Dans le système actuel, les électeurs se voient offrir la possibilité de désavouer un candidat qui leur est imposé. Une fois battu, ce candidat ne peut entrer au Parlement que s’il est qualifié, à partir des critères communaux, pour obtenir un siège de best loser. A l’avenir, il suffirait de contrôler les partis pour contrôler les destinées des Mauriciens. Les dirigeants auront la possibilité de faire nommer 33 % des députés sans passer par le verdict direct des électeurs. Le système permettrait à deux partis de partager le pouvoir sans être vraiment contestés.
Dans la certitude d’une mainmise des dirigeants actuels tant côté gouvernement que de l’Opposition grâce à la réforme du système électoral, le seul moyen d’assurer qu’il y ait alternance réelle, c’est de limiter le mandat des dirigeants.
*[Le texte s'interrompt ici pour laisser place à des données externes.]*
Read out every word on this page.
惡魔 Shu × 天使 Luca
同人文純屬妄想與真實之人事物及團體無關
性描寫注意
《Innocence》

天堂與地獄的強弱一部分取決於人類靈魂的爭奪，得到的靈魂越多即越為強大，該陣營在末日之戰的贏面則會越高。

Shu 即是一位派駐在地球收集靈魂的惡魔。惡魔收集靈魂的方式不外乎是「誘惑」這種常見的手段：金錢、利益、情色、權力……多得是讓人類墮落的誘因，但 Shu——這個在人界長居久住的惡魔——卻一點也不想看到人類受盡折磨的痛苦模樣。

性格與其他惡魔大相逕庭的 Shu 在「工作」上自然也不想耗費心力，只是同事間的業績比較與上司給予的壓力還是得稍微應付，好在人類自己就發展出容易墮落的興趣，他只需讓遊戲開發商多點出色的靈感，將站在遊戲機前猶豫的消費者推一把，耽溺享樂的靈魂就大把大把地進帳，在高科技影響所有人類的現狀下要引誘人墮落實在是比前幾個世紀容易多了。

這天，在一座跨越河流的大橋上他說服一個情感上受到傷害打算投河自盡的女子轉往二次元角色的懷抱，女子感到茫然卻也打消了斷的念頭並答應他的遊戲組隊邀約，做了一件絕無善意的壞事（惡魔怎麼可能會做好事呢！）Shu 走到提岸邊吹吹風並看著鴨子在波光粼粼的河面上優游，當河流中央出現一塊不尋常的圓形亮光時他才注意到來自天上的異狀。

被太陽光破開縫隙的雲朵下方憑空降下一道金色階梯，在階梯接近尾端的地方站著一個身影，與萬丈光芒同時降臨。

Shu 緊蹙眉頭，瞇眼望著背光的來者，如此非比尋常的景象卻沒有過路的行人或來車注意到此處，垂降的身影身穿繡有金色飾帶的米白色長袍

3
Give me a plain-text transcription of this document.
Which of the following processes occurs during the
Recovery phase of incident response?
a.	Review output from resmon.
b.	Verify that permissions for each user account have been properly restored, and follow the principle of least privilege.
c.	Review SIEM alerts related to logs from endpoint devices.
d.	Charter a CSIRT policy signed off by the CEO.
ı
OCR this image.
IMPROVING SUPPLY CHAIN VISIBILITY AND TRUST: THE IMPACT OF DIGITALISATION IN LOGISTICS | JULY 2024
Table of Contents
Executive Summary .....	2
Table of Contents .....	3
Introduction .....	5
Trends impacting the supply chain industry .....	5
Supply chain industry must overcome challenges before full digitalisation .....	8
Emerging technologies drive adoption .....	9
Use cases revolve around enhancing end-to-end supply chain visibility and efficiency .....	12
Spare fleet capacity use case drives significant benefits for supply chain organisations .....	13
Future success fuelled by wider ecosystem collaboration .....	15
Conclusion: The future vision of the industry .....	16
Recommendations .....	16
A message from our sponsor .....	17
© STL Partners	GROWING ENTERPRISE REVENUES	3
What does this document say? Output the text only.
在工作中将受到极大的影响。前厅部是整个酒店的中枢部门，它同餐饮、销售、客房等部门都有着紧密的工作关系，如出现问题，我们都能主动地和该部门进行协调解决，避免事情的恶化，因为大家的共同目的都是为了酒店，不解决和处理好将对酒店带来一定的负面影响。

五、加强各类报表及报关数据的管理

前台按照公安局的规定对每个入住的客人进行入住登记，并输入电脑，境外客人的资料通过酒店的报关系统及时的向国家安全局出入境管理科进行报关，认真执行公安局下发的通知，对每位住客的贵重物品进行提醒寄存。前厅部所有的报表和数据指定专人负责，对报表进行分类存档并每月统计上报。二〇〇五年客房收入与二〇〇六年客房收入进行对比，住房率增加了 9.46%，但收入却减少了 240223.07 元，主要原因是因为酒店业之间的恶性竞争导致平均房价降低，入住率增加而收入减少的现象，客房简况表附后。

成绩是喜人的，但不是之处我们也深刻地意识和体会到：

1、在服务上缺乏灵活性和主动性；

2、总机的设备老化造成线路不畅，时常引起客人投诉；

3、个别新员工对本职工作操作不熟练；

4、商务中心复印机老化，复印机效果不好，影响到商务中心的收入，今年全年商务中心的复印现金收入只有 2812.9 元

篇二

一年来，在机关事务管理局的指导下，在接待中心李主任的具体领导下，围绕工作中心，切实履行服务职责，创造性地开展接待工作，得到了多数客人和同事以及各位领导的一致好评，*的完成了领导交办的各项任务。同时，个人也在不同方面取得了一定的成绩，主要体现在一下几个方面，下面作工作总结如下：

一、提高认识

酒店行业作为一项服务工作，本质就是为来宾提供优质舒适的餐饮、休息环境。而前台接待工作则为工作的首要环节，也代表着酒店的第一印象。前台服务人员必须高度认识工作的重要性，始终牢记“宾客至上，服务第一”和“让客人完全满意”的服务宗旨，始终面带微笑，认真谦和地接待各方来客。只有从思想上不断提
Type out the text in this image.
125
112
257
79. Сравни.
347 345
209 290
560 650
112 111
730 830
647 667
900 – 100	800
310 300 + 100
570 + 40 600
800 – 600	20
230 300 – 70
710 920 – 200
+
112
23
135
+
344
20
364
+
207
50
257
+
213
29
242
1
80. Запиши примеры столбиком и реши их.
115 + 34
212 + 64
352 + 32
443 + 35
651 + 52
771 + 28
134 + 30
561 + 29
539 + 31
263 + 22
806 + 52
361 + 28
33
Dans les démocraties avancées, les dirigeants partent de leur propre gré après un certain temps. Aux Etats-Unis, par contre, la Constitution limite le Président à deux mandats. C’est ainsi que Bill Clinton et George W. Bush se sont retirés après avoir complété deux mandats.
Si la réforme électorale à Maurice n’est pas assortie d’une provision limitant le mandat des dirigeants, on risque bien de revivre un système de gérontocratie qui avait dominé la Chine et la Corée du Nord. Un genre de Kim Il Sung revisited mais à dimension mauricienne.